App token in URL is unsafe
Slava Fomin IIAdding secrets (app token) to the URL is considered a bad security practice due to the fact that URLs are a very visible part of the HTTP request and could be observed and often gets written to the various logs (even in TLS connections). It essentially creates a lot of places from which the token could get accidentally leaked.
For example, when writing applications, many developers use logging to observe application behavior even in production. Outbound HTTP requests are often logged too and the URL part of the request is a very good candidate for such logging. Now, consider, that these logs (with app token in it) get dumped to AWS S3 for archiving purposes. Some other developer could accidentally make S3 bucket public, therefore making the logs (and the app token in it) available to the public (this is quite often happens in S3). Therefore, by using tokens in URLs you are setting up a trap for unaware developers.
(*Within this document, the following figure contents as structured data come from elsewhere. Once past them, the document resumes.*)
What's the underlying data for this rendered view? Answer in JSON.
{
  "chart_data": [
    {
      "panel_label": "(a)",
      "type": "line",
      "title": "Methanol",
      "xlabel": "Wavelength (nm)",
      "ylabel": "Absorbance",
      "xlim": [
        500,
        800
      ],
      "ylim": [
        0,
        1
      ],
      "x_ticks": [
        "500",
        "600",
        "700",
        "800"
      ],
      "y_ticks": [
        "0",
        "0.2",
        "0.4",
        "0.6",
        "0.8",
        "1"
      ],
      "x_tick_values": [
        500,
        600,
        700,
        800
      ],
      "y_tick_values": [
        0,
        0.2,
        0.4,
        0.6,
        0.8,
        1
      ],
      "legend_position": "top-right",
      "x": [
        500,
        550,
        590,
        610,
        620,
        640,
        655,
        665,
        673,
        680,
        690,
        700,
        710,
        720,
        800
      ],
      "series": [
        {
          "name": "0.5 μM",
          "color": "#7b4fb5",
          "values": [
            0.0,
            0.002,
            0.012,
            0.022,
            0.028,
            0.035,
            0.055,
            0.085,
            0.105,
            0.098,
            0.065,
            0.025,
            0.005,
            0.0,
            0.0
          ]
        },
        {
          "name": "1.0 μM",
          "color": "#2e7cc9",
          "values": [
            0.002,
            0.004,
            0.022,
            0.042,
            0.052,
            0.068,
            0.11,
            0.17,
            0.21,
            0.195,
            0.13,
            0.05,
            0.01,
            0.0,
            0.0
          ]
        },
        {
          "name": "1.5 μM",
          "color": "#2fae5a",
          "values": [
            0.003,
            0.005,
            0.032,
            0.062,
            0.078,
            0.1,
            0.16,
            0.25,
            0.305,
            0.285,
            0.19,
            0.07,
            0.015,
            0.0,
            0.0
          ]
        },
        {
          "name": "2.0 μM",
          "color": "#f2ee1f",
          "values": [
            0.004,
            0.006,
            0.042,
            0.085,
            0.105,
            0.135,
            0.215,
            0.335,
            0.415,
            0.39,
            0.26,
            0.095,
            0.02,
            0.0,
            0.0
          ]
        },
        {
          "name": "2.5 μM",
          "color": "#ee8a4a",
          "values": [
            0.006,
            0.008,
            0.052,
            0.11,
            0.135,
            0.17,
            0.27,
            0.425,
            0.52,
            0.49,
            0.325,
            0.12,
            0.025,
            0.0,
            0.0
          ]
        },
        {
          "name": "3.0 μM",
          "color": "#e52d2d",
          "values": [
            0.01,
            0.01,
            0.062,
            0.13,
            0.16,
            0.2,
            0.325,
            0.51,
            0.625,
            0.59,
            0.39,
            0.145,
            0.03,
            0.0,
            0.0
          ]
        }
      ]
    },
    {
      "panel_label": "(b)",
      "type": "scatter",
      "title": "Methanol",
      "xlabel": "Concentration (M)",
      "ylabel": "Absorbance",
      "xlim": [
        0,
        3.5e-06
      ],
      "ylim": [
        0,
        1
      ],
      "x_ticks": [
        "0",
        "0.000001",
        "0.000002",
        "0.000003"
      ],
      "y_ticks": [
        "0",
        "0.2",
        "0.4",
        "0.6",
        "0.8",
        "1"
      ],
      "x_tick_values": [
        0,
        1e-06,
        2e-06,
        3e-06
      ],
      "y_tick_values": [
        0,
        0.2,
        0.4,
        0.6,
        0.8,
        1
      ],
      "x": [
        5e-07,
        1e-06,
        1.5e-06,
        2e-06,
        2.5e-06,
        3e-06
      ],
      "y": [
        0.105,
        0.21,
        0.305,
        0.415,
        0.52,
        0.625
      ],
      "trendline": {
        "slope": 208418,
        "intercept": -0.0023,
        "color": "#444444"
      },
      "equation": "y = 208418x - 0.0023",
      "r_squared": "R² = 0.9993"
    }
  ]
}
The other case, is that load balancers (or ingress controllers) are often used to terminate TLS traffic. This happens on CryptoBot side of things. Such servers could also monitor or log traffic including the URLs with the app tokens. If the leak would occur on this side it will compromise not a single application, but probably all of them, making the problem much-much worse.
The practice of using secrets in URLs should be discouraged. I would suggest to move the app token to the request headers. Using the industry-standard Bearer Authentication header would be ideal for this, i.e.:
Authorization: Bearer <token>
Also, don't be encouraged by the fact that Telegram Bot API also uses this practice, it doesn't make it more secure and should also be considered a security flaw. But I will leave it to the conscience of the Telegram team.
Some would argue that this issue is not "critical", but when it comes to security, there is no such things as "critical" or "non-critical" security flaws, because even a small leak under certain circumstances (that will inevitably happen!) could cause very serious problems.